A jak Cię nie zadowala taka odpowiedź, to rozwiń dyskusje i przejrzyj jakiś z 700 tematów, na pewno się dowiesz.
bo to łatwe kino, taki kwas dla mas.
mi się nie podoba, choć z wielkim trudem przebrnęłam przez to bagno
pozdrawiam
Dzięki forevermarta za wyjasnienie. Tak myslałam. Aeno20- przez ksiązkę również nie przebrnęłam, odłożyłam po 40 stronach. Kicz, Kicz,kicz. Albo jak to trafnie nazwała Marta KWAS DLA MAS.
Mnie się bardzo podoba, ponieważ jest miłą odskocznią od codziennego życia i lubię filmy z tematu wampiry. Nie sądzę, że jest to fenomenalny film i że nie lubienie go jest dla mnie bynajmniej dziwne, ale nie mogę się oprzeć wrażeniu, że niektórym nawet jeżeli film się spodobał, to trudno mu się do tego przyznać, bo boi się opinii innych ludzi a propos jego gustu.
hehe, prawda :) To jest film z gatunku albo urzeknie, albo się poprze drugą stronę stwierdzając "że dla mnie to dno", bywa każdy ma swój gust, choć w tym przypadku wydaje mi się, że to jakaś dziwna konieczność zabrania swojego głosu po którejś ze stron. Na prawdę nie kumam ludzi, którzy oglądają filmy z gatunków których nie lubią, po to by stwierdzić, że jak myślałem/am, beznadzieja. Nie wiem po co ludzie to takimi masochistami, wystarczy przeczytać opis filmu. No ale tego chyba nigdy nie zrozumiem, bo za rok będzie przed świtem i będzie to samo. To jest zagadnienie, które mógłby Mi ktoś wyjaśnić, bo na prawdę nie ogarniam po co ludzie to sobie robią ?

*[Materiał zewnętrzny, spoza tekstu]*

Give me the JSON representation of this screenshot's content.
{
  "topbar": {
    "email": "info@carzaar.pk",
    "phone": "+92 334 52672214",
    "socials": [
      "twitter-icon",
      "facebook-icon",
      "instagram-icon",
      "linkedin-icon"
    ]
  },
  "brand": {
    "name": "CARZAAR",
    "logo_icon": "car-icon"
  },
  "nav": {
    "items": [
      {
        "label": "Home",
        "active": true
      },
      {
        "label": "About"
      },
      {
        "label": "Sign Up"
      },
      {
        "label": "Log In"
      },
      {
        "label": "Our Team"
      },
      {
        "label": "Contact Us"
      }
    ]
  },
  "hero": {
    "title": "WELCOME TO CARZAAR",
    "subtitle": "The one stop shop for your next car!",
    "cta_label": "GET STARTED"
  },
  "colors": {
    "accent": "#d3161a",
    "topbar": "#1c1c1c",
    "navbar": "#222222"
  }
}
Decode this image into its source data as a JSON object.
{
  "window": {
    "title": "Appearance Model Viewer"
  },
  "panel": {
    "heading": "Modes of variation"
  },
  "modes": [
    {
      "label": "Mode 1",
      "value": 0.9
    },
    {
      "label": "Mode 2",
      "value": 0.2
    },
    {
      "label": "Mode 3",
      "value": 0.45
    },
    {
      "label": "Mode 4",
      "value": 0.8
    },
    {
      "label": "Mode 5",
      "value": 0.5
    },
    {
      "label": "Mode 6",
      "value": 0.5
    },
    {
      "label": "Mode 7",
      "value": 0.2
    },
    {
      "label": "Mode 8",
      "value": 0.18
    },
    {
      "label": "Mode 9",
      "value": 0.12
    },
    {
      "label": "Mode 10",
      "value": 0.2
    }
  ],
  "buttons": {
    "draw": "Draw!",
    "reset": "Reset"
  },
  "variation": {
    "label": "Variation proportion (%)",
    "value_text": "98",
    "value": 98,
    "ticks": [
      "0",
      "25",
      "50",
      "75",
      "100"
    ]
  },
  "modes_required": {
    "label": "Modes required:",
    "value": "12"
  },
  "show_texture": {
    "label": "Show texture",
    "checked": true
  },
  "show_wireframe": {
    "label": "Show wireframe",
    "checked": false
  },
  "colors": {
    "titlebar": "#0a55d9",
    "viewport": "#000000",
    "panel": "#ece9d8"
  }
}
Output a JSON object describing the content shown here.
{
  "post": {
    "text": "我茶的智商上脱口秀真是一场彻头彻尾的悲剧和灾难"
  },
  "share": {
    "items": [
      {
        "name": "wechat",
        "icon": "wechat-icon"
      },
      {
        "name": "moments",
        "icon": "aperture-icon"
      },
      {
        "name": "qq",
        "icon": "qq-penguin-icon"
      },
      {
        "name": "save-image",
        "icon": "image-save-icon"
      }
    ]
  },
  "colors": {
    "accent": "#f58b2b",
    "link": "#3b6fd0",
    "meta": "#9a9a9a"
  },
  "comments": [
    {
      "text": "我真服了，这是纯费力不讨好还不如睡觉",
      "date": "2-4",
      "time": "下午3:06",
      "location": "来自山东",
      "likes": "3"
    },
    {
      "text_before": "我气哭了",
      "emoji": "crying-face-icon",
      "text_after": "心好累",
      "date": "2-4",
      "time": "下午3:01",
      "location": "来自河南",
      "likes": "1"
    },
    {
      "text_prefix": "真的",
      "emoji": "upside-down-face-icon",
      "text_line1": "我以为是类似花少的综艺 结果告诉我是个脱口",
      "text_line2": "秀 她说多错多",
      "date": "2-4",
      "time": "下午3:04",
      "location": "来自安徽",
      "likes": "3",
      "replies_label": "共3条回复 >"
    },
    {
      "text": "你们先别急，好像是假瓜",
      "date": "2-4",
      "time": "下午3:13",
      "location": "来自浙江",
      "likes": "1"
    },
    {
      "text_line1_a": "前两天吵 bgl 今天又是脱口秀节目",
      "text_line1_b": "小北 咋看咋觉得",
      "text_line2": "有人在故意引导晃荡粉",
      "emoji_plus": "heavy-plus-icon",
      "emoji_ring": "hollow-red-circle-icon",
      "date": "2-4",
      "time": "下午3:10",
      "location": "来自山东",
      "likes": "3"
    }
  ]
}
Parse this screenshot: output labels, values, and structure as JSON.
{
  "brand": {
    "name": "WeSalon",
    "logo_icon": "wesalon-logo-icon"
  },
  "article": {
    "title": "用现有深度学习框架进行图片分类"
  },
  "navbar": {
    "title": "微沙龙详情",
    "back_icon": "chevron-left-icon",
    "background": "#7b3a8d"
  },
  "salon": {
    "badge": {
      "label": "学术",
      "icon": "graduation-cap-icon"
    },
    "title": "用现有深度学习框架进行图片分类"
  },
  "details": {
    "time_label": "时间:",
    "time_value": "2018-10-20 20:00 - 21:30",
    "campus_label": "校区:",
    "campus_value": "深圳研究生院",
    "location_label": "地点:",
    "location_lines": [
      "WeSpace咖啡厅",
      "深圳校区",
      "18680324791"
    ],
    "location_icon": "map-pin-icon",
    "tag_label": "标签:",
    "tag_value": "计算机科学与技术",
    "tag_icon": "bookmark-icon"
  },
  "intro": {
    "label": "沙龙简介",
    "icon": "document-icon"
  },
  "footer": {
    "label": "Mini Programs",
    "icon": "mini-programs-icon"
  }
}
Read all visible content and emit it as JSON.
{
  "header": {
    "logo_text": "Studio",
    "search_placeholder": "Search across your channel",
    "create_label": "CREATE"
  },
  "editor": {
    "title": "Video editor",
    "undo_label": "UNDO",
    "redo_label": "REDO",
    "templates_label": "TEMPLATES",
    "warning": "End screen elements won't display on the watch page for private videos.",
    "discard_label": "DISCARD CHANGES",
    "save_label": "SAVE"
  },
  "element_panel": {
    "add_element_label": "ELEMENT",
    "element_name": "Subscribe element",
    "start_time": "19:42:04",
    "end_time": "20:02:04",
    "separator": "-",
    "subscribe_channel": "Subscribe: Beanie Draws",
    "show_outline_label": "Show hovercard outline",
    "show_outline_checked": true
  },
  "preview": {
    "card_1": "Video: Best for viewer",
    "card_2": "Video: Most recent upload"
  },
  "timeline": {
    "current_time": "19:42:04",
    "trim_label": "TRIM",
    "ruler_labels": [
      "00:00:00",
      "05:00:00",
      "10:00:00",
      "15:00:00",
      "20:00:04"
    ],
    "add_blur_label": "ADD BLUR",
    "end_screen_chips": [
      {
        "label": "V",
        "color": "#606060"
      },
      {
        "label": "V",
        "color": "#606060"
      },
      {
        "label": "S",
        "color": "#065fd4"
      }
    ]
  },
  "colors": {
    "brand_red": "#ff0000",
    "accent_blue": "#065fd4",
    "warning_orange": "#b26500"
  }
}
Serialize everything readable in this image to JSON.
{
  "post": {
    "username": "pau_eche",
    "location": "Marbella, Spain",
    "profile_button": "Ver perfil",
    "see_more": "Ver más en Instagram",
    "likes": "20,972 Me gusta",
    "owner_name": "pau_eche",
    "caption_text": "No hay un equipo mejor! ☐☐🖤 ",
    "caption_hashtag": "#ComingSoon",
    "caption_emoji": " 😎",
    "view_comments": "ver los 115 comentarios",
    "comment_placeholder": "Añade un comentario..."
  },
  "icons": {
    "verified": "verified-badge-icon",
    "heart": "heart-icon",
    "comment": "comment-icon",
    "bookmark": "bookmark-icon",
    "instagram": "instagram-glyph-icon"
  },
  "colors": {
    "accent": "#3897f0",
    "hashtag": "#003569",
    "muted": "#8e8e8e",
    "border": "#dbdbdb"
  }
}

wyjaśniam. przed obejrzeniem nie czytałam opinii o filmie, dałam się skusić mężowi i tak się wymęczyłam oglądając to "cacko"! ja nie opowiadam sie po którejś stronie, uważam, że ten film jest denny. niezłe zdjęcia ale to stanowczo za mało. filmów o wampirach było trochę, niektóre nawet niezłe ale ten zdecydowanie do nich nie należy.
hehe mnie chodziło tak ogólnie, uwierzcie jest multum takich osób, które oglądają kolejną część mimo że o każdej poprzedniej napisali, że chała, to jest problem który chciałabym żeby ktoś kiedyś odkrył, dlaczego? Bo ja nie potrafię ;]
haha... no dobra, będę tak łaskawa i wytłumaczę...
Obejrzałam 1 część, bo wgl Zmierzch wtedy był sławny i mnie ciekawiło. No i podobał mi się Robert :DD
Obejrzałam, bardzo mi się spodobało, bo to było coś innego.
Książki przeczytałam dużo później. Co ciekawe, nie uważam 1 część za dobrą stronę serii. Rozumiem ludzi którzy mówią na to, że jest kiczowate, flaki z olejem itp . No bo rzeczywiście z boku śmiesznie oni wyglądają.
Ale następne części, to jest coś niezwykłego, ale podziwiam chłopaków, którzy przeczytali, bo Księżyc w nowiu to książka typowo dla dziewczyn .
Nie dyskryminuje tych, którym się to nie podoba. Sama mam coś nie tak z głową ;) xdd
Ale spójrzcie na to tak. Zmierzch to był przełom. Ludzie zaczęli postrzegać wampiry w całkiem innym świetle. Jako piękne nieziemsko szybkie i silne istoty, które nie decydowali nad swoim losem podczas przemiany. A zwykłą dziewczynę, taką jak Bella, też może spotkać taka historia.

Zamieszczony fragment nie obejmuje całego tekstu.